Dr Toyne has been a strong supporter of Flinders and the CRH, initially as NT Health Minister and since 2006 as a member of the CRH Board of Management. He was essential to the development of a Centre of Excellence for education and research in the Katherine region.
With science and education degrees and experience in the Victorian education system, Dr Toyne moved to the Northern Territory in 1981 to work as an adviser at Utopia community.
From 1983 to 1993 he returned to the education system at Yuendumu in Central Australia, where his community development activities played a critical role in establishing an early artists’ co-operative as well as teacher education programs in association with Batchelor College.
In 1987 Dr Toyne assumed leadership of all education programs at Yuendumu, and his reforms included a strong process of Aboriginalisation, resulting in five Aboriginal teachers joining the staff, annual school camps in traditional country, and bilingual teaching programs.
His remote area experience inspired his doctoral research on relationships between Warlpiri and non-Aboriginal people, resulting in his 2000 PhD from La Trobe University.
In the 1990s, Dr Toyne established a video network linking seven centres in the Northern Territory, including four remote Western Desert Aboriginal communities, a landmark information communication technology initiative in Australia and globally.
Dr Toyne’s political career commenced as a Labor member of the Territory’s Legislative Assembly in 1996. As Shadow Minister for Education and Training, Aboriginal Affairs, Advanced Technology and Primary Industry he developed policies on education, Aboriginal affairs, Telecommunications, crime prevention, and youth affairs. These policies were taken to the electorate in 2001when the Labor Party won government and subsequently implemented.
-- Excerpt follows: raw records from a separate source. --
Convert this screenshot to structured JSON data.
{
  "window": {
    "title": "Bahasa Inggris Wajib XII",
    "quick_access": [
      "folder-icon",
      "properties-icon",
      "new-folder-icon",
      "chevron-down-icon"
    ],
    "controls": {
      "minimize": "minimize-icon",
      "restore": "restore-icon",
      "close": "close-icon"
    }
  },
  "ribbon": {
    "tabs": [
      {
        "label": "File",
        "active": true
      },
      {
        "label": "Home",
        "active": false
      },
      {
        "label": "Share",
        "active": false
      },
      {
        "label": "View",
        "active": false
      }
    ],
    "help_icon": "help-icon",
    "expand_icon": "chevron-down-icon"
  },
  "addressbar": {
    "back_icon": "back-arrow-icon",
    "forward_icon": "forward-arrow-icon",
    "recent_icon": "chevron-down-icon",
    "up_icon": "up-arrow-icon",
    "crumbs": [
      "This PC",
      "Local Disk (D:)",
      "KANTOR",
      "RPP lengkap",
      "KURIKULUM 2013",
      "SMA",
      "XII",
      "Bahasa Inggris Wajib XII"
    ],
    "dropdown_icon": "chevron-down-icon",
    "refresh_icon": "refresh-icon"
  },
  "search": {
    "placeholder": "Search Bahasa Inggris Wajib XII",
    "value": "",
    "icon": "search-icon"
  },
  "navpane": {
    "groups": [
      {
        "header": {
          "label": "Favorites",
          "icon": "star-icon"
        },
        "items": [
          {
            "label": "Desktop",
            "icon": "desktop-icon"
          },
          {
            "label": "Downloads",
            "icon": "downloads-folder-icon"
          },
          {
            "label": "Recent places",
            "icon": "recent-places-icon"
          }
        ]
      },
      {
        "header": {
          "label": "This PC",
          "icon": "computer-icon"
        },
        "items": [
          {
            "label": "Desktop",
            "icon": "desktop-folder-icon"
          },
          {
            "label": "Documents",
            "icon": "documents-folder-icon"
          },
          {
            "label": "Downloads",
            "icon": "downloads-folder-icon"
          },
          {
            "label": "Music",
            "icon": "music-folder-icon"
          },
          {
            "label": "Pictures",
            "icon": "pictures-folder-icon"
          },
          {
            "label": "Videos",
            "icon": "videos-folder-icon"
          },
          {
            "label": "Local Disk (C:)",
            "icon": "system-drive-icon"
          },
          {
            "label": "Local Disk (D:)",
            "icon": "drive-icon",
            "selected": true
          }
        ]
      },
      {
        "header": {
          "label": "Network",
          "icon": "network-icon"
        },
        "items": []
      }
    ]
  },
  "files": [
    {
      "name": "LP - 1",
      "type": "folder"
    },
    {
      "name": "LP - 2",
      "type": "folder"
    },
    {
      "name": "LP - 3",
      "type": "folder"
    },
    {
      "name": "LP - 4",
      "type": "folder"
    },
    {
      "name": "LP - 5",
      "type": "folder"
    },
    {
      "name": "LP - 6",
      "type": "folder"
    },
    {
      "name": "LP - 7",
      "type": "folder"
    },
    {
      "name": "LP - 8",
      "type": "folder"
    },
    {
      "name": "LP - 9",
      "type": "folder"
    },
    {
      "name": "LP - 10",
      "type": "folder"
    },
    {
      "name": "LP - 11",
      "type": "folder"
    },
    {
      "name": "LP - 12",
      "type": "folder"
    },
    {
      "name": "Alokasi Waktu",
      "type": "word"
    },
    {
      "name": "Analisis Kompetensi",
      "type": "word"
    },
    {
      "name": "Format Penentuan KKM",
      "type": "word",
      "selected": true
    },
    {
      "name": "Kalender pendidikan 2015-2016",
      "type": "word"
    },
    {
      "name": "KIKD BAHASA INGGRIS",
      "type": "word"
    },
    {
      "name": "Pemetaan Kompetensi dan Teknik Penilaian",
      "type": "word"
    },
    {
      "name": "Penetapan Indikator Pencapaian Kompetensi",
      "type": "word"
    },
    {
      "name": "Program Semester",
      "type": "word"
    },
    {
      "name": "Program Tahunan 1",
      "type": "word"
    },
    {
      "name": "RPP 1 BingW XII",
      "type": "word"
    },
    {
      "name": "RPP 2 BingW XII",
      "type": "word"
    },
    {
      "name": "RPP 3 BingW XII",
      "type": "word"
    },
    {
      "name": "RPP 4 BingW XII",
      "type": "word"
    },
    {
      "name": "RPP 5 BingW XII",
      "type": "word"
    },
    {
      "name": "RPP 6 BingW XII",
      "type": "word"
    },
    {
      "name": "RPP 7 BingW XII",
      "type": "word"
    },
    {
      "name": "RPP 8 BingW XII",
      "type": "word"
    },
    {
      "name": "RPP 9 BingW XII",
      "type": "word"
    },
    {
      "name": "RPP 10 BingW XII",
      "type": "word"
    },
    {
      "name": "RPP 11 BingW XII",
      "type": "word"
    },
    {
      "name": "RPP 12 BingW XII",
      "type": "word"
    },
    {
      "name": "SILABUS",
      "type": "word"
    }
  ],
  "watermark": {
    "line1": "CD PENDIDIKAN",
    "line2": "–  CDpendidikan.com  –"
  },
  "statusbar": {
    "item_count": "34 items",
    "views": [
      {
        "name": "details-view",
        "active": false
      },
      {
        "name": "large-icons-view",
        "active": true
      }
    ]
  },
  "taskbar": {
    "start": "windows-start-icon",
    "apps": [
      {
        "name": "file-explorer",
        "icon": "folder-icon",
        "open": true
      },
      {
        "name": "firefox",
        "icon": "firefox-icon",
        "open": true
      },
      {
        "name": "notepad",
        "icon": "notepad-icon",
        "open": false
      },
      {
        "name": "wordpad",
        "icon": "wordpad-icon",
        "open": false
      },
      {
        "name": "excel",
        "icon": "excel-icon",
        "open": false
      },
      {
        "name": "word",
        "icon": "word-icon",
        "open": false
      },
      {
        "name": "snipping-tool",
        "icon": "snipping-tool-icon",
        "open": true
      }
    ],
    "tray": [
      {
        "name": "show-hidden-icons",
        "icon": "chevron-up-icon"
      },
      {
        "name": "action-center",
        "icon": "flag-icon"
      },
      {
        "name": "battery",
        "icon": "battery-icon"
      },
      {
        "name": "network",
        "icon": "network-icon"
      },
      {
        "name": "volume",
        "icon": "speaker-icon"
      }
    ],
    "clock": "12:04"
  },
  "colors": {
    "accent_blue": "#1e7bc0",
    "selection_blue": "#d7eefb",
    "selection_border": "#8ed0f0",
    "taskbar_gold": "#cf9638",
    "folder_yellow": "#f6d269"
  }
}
Dr Toyne held three ministerial portfolios, overseeing reform to Freedom of Information and criminal code legislation and to policy changes on preventable chronic disease, child and maternal health, and Indigenous health.
Since Dr Toyne’s retirement from Parliament in 2006, he has resumed his art career as an exhibited oil painter and is now a nationally recognised glass worker. He is also currently leading advocacy for National Broadband Network resources for remote Australia.